Whereas the majority of Boy Erased feels watered down and dulled into an agreeable mush, this film gets at the insidiousness of this therapy with greater effectiveness, because its community of characters feels better fleshed out. Characters like Mark, Erin and Helen, with their tenuous beliefs in the therapy’s benefits, provide a greater spectrum of its harm, with each character falling apart in different (but no less significant) ways. Then you have Jane and Adam, who have their own ways of coping, but who are just as scarred by the experience. Cameron’s own interior life is brought into relief by these contrasting worlds, and the ways in which she interacts with them help her to stave off the therapy’s serpentine hold. I think that’s why the listless nature of the film’s pace is beneficial. It’s not just about documenting an abusive practice, but seeing how a nexus of relations is distorted by its malicious tendons. There is no clear-cut way to traverse such a nexus, so the best thing is to go about it naturally: follow Cameron’s attempt to navigate it in a believable way, through a rising sequence of interactions. That way, everyone occupies a necessary space in the mechanism, and their roles can condemn conversation therapy without a loss of subtlety. It works well enough, because there’s only moment where some subtlety is evidently lost. But it passes just as quickly as it arrives, so it doesn’t upend the connective tissue or throw the film into existential chaos.

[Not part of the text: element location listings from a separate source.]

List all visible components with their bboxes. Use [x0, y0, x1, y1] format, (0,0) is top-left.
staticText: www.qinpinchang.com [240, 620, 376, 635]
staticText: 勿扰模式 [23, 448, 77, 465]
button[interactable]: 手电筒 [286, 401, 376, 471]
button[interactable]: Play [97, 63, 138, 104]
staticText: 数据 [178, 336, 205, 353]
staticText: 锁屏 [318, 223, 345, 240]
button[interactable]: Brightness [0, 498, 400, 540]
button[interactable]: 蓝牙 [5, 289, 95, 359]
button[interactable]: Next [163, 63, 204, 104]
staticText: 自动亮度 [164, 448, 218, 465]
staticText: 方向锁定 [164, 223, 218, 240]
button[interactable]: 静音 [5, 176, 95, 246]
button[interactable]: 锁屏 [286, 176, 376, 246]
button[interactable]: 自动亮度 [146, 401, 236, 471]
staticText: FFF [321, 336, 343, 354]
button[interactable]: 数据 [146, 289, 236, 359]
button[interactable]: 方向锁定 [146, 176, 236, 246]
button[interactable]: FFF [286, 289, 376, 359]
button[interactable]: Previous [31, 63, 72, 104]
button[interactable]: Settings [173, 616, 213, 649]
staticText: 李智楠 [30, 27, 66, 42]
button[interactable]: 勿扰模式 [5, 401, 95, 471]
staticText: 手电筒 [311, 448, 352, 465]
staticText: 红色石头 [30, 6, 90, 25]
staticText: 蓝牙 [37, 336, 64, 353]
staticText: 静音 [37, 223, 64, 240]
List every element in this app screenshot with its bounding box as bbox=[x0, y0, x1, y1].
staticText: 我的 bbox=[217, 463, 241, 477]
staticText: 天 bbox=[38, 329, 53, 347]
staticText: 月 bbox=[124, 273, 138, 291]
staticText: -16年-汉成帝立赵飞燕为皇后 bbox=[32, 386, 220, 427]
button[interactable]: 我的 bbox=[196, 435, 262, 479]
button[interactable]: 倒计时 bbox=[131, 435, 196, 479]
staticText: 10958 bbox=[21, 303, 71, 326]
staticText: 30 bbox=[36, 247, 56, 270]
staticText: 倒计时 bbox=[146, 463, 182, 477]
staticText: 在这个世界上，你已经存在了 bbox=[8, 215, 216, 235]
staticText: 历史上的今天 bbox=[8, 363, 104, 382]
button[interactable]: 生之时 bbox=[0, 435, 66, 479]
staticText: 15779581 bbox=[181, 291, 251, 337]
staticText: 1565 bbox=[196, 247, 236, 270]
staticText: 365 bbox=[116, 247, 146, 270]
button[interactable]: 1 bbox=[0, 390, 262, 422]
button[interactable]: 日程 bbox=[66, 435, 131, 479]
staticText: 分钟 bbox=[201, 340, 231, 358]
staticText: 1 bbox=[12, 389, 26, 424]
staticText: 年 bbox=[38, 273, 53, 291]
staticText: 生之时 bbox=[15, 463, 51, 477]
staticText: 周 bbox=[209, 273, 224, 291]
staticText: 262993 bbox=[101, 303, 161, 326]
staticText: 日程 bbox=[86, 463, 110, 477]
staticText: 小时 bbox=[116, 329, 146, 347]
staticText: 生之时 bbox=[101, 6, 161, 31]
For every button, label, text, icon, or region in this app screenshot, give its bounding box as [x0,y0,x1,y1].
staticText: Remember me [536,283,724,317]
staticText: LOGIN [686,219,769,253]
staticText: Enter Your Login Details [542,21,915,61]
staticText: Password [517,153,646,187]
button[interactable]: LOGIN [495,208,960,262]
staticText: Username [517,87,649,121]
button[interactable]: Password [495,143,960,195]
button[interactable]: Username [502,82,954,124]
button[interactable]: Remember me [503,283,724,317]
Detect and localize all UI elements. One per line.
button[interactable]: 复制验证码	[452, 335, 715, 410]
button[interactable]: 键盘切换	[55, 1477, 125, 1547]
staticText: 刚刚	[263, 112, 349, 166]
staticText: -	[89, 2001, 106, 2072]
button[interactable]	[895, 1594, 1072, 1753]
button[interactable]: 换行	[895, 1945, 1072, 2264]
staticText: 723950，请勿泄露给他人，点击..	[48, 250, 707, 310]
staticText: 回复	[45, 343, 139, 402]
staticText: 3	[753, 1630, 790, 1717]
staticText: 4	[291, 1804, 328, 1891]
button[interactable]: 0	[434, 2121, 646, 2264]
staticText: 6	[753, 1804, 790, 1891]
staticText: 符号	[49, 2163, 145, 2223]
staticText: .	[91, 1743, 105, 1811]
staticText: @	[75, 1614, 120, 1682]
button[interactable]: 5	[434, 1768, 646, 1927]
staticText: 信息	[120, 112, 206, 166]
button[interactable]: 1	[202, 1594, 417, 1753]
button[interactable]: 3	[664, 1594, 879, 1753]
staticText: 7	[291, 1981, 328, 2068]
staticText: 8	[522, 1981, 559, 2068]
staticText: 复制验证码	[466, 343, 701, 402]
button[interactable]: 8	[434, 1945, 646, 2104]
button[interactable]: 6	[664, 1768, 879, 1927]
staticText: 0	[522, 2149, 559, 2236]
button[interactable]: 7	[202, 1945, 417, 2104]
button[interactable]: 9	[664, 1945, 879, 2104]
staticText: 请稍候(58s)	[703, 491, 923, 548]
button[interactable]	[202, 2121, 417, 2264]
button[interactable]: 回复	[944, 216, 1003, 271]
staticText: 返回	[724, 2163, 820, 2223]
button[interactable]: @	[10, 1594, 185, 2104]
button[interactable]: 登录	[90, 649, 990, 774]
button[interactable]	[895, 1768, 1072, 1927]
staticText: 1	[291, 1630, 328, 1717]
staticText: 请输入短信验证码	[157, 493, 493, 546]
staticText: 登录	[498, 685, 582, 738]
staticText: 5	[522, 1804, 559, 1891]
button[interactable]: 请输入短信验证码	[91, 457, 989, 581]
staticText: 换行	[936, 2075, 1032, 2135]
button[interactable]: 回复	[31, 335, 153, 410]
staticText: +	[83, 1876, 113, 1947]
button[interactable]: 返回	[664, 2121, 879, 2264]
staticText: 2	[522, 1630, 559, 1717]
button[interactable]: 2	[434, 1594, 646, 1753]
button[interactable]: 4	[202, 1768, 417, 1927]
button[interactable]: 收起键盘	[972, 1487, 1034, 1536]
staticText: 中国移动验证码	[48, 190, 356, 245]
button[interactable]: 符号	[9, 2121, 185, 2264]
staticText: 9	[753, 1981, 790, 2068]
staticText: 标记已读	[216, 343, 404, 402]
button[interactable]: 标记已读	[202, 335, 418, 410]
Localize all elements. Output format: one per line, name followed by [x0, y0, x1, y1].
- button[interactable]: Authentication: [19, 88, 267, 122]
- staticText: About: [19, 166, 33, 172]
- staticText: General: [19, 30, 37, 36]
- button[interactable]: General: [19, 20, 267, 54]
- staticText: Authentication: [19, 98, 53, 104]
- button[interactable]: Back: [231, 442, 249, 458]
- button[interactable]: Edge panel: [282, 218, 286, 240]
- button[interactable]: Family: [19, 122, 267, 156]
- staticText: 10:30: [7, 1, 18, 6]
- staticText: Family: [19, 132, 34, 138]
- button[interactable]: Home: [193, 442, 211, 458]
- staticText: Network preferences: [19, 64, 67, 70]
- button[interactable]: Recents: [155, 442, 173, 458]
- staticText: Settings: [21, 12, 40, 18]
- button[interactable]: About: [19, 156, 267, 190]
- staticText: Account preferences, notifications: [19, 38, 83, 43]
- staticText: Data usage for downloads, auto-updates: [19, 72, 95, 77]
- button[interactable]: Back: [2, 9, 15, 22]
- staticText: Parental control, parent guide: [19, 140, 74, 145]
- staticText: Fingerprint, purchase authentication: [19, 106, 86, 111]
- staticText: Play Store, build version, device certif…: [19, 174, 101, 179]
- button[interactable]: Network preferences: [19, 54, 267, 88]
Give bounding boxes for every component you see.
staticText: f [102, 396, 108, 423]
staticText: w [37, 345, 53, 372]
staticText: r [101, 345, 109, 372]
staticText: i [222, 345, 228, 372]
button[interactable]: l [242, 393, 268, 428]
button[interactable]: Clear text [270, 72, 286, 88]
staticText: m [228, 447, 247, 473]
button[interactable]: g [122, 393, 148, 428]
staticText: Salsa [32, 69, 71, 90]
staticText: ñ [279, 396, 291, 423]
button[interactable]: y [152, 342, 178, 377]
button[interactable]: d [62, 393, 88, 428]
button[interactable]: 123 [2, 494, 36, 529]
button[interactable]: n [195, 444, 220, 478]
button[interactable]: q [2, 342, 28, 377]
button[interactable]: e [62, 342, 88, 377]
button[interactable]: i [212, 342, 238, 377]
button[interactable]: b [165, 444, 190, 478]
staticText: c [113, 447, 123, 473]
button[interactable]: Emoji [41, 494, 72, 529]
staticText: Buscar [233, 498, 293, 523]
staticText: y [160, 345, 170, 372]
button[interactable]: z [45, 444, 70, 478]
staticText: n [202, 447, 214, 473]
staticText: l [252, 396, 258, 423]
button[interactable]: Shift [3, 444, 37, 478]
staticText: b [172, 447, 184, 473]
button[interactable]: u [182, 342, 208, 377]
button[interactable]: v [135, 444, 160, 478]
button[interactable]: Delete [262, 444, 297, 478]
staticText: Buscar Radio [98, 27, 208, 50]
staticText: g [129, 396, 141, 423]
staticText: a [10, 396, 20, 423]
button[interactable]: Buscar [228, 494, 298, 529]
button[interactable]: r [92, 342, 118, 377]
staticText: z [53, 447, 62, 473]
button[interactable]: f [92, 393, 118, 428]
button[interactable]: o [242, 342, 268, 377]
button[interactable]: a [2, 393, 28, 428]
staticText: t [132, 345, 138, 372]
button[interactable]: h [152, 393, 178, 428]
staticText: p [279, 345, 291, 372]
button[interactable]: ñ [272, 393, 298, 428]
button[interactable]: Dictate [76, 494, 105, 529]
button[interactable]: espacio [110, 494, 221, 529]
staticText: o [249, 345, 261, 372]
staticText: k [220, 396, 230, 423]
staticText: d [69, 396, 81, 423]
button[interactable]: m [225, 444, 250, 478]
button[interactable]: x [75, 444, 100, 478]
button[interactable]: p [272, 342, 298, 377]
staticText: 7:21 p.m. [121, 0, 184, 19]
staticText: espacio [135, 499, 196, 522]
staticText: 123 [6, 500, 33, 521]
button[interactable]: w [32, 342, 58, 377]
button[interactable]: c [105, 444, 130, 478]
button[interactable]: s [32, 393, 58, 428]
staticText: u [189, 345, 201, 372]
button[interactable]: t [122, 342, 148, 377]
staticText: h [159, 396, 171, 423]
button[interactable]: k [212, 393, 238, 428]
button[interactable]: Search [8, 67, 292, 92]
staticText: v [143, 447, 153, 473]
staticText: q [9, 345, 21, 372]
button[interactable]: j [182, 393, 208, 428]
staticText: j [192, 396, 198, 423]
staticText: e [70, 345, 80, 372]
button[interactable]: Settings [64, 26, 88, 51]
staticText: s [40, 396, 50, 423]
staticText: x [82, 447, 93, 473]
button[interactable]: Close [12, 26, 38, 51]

Two gay conversion films in one year may seem like a lot, but considering how seldom this topic is addressed cinematically, it’s a statistic worth celebrating. It doesn’t matter if they vary in quality, either. I know survivors of this reprehensible practice will be greatly touched to see versions of their stories go out to the masses, and there is also the possibility that these films will save lives, too. To me, that is worth more than any trivial rating or monetary gross. With films like Cameron Post making a difference, I can be assured that the cinematic art form is more vital than ever before.